Sacramento County Opens File On Death Of Unarmed Black Man Mikel McIntyre
SACRAMENTO, Calif. (AP/CBS13) — The Sacramento County Sheriff's Office has released the investigative file on the 2017 shooting of an unarmed black man that concluded the killing was justified, contradicting a county finding that excessive force was used.
Deputies fired 28 shots at Mikel McIntyre as he ran from them along U.S. Route 50 in Rancho Cordova during rush hour after hurling rocks at deputies, injuring one. Sheriff Scott Jones released 1,193 documents from its internal affairs investigation along with photos and videos after the Sacramento Bee filed a lawsuit and threatened a second one, the newspaper said Thursday.
The file was released in the midst of public outcry over the death of another unarmed black man in police custody on Monday in Minneapolis. Video showed George Floyd gasping for help as a white policeman pinned him to the street by the neck.
The internal affairs report noted that McIntyre, 32, was having a mental health crisis on May 8, 2017. Deputies were called after McIntyre reportedly had choked his mother, Brigett, and tried to pull her out of a car after they had gone shopping.
While trying to run from deputies in Rancho Cordova, McIntyre threw rocks at them, hitting one deputy in the head and causing an injury that required stitches.
He was struck by seven bullets, six of them in his back.
The file contains interviews with deputies who said they felt their lives were threatened by McIntyre.
Deputy Ken Becker said McIntyre threw a rock at his head.
"I thought he was trying to kill me," Becker said, adding that he fired at the fleeing McIntyre because he feared more violence and felt "this isn't going to stop unless he gets stopped."
Witnesses described the suspect as angry and aggressive and described him throwing a rock the size of a football that struck a deputy, who was bloody and disoriented.
The internal affairs investigation and the Sacramento County district attorney's office concluded that the shooting was justified.
John Burris, the attorney for McIntyre's family, thinks otherwise.
"It looks like this is revenge. This guy hit an officer with a rock and we are going to get him, he is going to pay," said Burris. "Although he had thrown a rock and hit an officer, there is no doubt that he had done that, but at the time chased him down and shot him he was not doing that."
Burris told CBS13 McIntyre's actions should have alerted deputies something was wrong.
"They should have been on alert that this is a person who has problems and that he was not working in the same normal reactive way. There was no consideration to that," Burris said.
McIntyre's mother, Brigett McIntyre, has still not seen the video according to Burris.
"It's been traumatizing for her for the last three years. she certainly does not want to see where her son was shot and killed," he said. "That video should have been shown a long time ago and people in the public could make up their own minds."
However, in August 2018 the county's then-Inspector General, former Sacramento Police Chief Rick Braziel, found the number of rounds fired was "excessive, unnecessary" and put citizens at risk.

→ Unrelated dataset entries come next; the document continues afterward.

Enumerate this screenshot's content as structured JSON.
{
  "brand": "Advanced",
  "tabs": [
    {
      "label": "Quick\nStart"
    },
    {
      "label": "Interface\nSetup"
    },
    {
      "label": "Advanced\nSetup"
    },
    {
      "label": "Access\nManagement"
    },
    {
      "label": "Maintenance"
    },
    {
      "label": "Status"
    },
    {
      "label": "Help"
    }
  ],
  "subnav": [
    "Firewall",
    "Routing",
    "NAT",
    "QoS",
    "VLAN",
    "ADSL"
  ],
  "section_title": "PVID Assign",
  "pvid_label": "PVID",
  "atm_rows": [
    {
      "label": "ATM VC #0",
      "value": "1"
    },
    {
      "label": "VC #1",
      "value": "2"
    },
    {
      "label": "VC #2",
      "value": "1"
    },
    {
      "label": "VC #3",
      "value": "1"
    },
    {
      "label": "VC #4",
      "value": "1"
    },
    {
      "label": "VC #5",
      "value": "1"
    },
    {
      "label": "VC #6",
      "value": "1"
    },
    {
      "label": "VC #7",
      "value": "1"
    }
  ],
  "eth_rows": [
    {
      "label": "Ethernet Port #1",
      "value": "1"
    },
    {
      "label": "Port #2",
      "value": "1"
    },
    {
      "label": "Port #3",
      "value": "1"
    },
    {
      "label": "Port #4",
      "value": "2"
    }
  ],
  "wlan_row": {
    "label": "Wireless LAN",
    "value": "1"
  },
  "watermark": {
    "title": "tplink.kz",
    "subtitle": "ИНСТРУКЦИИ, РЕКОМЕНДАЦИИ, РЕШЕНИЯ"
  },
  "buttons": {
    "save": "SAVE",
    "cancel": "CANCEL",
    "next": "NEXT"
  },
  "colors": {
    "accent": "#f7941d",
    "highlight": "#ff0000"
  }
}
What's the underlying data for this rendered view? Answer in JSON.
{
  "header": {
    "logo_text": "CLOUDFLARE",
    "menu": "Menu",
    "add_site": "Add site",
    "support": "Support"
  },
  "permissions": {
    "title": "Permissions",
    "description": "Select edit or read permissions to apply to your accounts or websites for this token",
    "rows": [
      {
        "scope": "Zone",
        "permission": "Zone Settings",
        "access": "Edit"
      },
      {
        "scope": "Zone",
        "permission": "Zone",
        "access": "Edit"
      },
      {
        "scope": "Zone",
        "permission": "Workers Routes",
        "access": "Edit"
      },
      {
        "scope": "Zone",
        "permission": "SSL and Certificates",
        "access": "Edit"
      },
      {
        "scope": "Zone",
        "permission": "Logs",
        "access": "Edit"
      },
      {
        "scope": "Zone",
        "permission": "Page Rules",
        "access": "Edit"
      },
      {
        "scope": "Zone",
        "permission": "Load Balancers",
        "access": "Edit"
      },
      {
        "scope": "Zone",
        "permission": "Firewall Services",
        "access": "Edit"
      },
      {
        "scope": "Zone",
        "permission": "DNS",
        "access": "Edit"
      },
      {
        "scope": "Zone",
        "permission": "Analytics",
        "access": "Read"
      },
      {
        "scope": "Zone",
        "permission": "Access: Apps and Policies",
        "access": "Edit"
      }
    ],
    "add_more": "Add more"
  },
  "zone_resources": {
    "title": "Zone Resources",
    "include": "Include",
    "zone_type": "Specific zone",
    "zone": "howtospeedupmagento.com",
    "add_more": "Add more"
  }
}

Protests targeted the county's leadership after the sheriff retaliated against the then-inspector general by locking him out of agency offices and the jail.
The county later settled a wrongful death lawsuit over the shooting for $1.7 million without acknowledging wrongdoing.
The Bee sued the county after sheriff's officials refused to release public records, arguing that the department was violating a new state law requiring law enforcement agencies to release records involving deputy misconduct and use of force that leads to serious injury or death.
McIntyre's death was one of numerous slayings of minority men by police nationwide that triggered a broad debate and several California laws. They included the 2018 killing of Stephon Clark by Sacramento city police in his grandparents' backyard.
Clark, 22, had run from officers who were investigating reports of a car burglar. Police said they believed Clark was carrying a firearm. But investigators concluded he only had a cellphone.
The city later agreed to pay $2.4 million to Clark's two sons in a wrongful death lawsuit.